David Harber unveils Turbine sculpture

British sculptor David Harber has added his second ever standalone interior piece, Turbine, to his portfolio of sculptures, sundials and water features.

The first Turbine sculpture was initially designed for the renowned art exhibition Galleria Nazionale d’Arte Moderna in Rome and featured painted metal blades mounted to a crisp white board for dramatic effect.

Harber and his design team have reimagined the original to create this particular reincarnation of Turbine, now crafted from marine grade mirror polished stainless steel but in the same elegant formation as its predecessor.

Turbine draws its inspiration from the blades found within gas turbine engines, and are arranged in such a way that light, shadow and reflection shift back and forth depending on the viewing angle, bringing the wall sculpture energetically to life as the viewer passes by.

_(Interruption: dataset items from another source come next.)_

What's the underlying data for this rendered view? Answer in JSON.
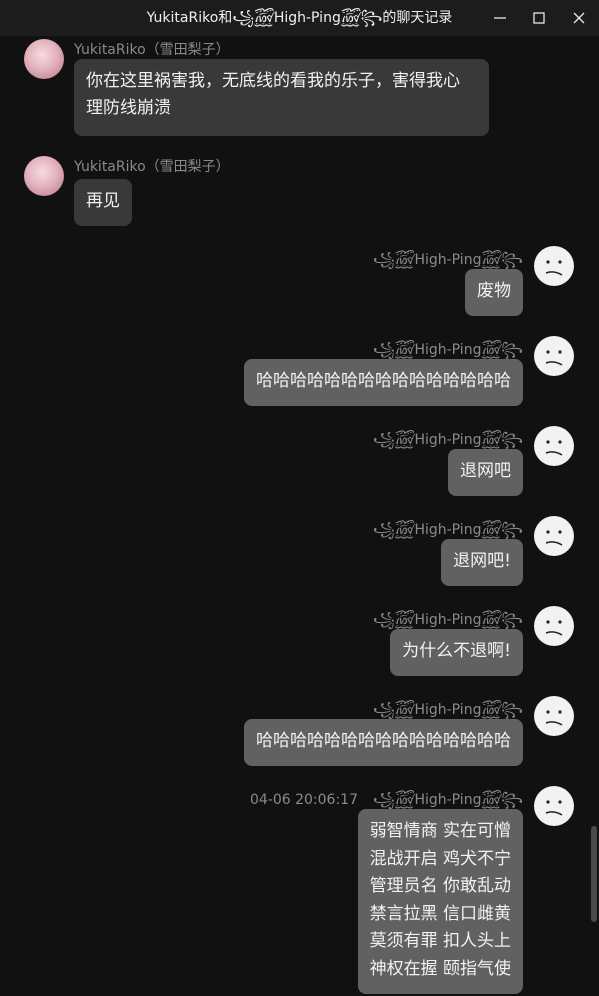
{
  "window": {
    "title": "YukitaRiko和꧁꫞High-Ping꫞꧂的聊天记录",
    "controls": {
      "minimize": "minimize-icon",
      "maximize": "maximize-icon",
      "close": "close-icon"
    }
  },
  "colors": {
    "background": "#111111",
    "bubble_left": "#393939",
    "bubble_right": "#616161",
    "name_text": "#8a8a8a"
  },
  "messages": [
    {
      "sender": "YukitaRiko（雪田梨子）",
      "side": "left",
      "text_lines": [
        "你在这里祸害我，无底线的看我的乐子，害得我心",
        "理防线崩溃"
      ]
    },
    {
      "sender": "YukitaRiko（雪田梨子）",
      "side": "left",
      "text_lines": [
        "再见"
      ]
    },
    {
      "sender": "꧁꫞High-Ping꫞꧂",
      "side": "right",
      "text_lines": [
        "废物"
      ]
    },
    {
      "sender": "꧁꫞High-Ping꫞꧂",
      "side": "right",
      "text_lines": [
        "哈哈哈哈哈哈哈哈哈哈哈哈哈哈哈"
      ]
    },
    {
      "sender": "꧁꫞High-Ping꫞꧂",
      "side": "right",
      "text_lines": [
        "退网吧"
      ]
    },
    {
      "sender": "꧁꫞High-Ping꫞꧂",
      "side": "right",
      "text_lines": [
        "退网吧!"
      ]
    },
    {
      "sender": "꧁꫞High-Ping꫞꧂",
      "side": "right",
      "text_lines": [
        "为什么不退啊!"
      ]
    },
    {
      "sender": "꧁꫞High-Ping꫞꧂",
      "side": "right",
      "text_lines": [
        "哈哈哈哈哈哈哈哈哈哈哈哈哈哈哈"
      ]
    },
    {
      "sender": "꧁꫞High-Ping꫞꧂",
      "side": "right",
      "timestamp": "04-06 20:06:17",
      "text_lines": [
        "弱智情商 实在可憎",
        "混战开启 鸡犬不宁",
        "管理员名 你敢乱动",
        "禁言拉黑 信口雌黄",
        "莫须有罪 扣人头上",
        "神权在握 颐指气使"
      ]
    }
  ]
}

As with the majority of David Harber pieces, Turbine can be customised and configured in any such way that the client or customer desires.

Turbine is a significant development for the David Harber team and marks the second time a piece has been designed solely for use indoors, making it the perfect option for interior designers and architects to specify for private homes and commercial spaces such as hotels, offices and restaurants.

Harber’s repertoire reflects his love for and fascination of nature, incorporating light, reflection, shadows or water to spectacular effect. Committed to making quality pieces that stand the test of time, Harber works with long-lasting materials such as bronze, copper and steel, transforming them with a variety of techniques into delicate pieces of art.

“During the design process I always enjoy playing with optical illusions; creating sculptures and pieces of art that appear and disappear depending on how you look at them, or stop you in your tracks entirely,” explains Harber. “Turbine encapsulates this perfectly; it may be a still piece, but it brings such energy and movement to it. I have no doubt of its ability to completely transform a room and beguile the observer, wherever it is placed.”